Humboldt Bay National Wildlife Refuge is located on Humboldt Bay, on the California North Coast near the cities of Eureka and Arcata. The refuge exists primarily to protect and enhance wetland habitats for migratory water birds using the bay area, including tens of thousands of shorebirds, ducks, geese, swans, and the black brant. Humboldt Bay National Wildlife Refuge, along with other public and private lands around Humboldt Bay, is one of the key stopovers for the millions of migratory birds that rely on the Pacific Flyway. More than 200 bird species, including 80 kinds of water birds and four endangered species, regularly feed, rest, or nest on the refuge or other areas around the bay.

==Ecology==
The bay provides habitat for approximately 100 species of fish, many of which contribute to sport or commercial fisheries, and provides habitat for fish including steelhead, coho, and Chinook salmon. During the spring, the bay's eelgrass beds are a key staging area for brant goose prior to their return to Arctic nesting grounds; and the refuge grasslands provide important habitat for thousands of Aleutian cackling geese. Like many of the refuges in the system, this one was established to preserve habitats recognized to be instrumental to the perpetual survival of migratory birds and other wildlife. Each spring, over 20,000 Aleutian cackling geese roost on the island from late January through early April. Castle Rock National Wildlife Refuge also serves as a haul out for resting marine mammals including harbor seal, northern elephant seal, California sea lion, and Steller sea lion.

==Humboldt National Wildlife Refuge Complex==
The refuge is the largest part of the Humboldt National Wildlife Refuge Complex, which is headquartered south of Eureka at its Loleta, California site. The "Complex" is an administrative entity that also manages the Lanphere Dunes Unit and the Castle Rock National Wildlife Refuge.
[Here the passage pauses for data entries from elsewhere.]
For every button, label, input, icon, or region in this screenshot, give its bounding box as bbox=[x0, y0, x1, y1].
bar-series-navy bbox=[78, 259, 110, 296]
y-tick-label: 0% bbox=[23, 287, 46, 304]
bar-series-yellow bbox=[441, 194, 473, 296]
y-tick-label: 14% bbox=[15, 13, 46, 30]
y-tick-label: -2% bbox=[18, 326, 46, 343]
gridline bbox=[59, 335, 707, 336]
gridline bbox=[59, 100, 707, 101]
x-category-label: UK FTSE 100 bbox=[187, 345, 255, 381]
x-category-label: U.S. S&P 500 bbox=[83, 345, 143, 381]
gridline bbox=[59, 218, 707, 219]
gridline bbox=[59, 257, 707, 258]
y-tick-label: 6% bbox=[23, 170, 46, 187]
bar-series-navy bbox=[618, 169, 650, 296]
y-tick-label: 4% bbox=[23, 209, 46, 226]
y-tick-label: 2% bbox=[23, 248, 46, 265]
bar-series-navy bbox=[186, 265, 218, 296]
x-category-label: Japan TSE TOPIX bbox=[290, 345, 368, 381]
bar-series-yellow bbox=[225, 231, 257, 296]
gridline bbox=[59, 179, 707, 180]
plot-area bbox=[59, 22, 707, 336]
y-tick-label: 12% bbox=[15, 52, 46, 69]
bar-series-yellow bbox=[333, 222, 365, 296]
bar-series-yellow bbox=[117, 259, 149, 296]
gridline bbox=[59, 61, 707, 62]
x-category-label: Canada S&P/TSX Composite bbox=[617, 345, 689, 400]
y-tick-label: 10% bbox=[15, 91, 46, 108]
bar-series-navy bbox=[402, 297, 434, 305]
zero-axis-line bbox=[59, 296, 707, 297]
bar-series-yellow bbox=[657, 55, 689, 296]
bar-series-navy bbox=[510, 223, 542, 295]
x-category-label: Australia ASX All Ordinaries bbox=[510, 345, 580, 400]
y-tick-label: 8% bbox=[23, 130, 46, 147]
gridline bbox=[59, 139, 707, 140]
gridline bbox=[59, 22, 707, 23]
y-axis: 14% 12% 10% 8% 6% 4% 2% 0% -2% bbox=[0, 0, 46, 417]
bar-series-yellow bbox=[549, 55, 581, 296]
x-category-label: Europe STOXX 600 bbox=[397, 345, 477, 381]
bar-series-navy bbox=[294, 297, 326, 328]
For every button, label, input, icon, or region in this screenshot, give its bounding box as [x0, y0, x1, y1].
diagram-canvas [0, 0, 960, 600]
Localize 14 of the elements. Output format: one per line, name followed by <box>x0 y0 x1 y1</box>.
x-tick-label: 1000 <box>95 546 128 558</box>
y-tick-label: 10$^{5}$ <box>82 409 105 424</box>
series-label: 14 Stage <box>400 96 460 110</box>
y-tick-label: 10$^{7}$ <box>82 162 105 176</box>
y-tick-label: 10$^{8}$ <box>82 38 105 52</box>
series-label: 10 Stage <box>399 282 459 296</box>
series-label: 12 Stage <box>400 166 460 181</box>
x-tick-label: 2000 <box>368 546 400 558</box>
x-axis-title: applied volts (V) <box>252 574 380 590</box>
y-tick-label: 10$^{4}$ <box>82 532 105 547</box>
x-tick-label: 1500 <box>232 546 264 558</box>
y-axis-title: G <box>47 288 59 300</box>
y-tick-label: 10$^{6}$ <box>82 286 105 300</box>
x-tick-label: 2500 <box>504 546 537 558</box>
Lanphere Dunes, located on the northern seaward shore of Humboldt Bay, contains the most pristine remaining dune ecosystem in the Pacific Northwest and supports rare and representative examples of older forested dunes, young active dunes, dune swale wetlands, and coastal salt marsh. Castle Rock National Wildlife Refuge is a 14 acre island located 80 mi north of Humboldt Bay (less than 1 mi off the Pacific Coast) near Crescent City. The island serves as the second-largest seabird nesting colony in California. Castle Rock Refuge has the largest breeding population of common murres in California.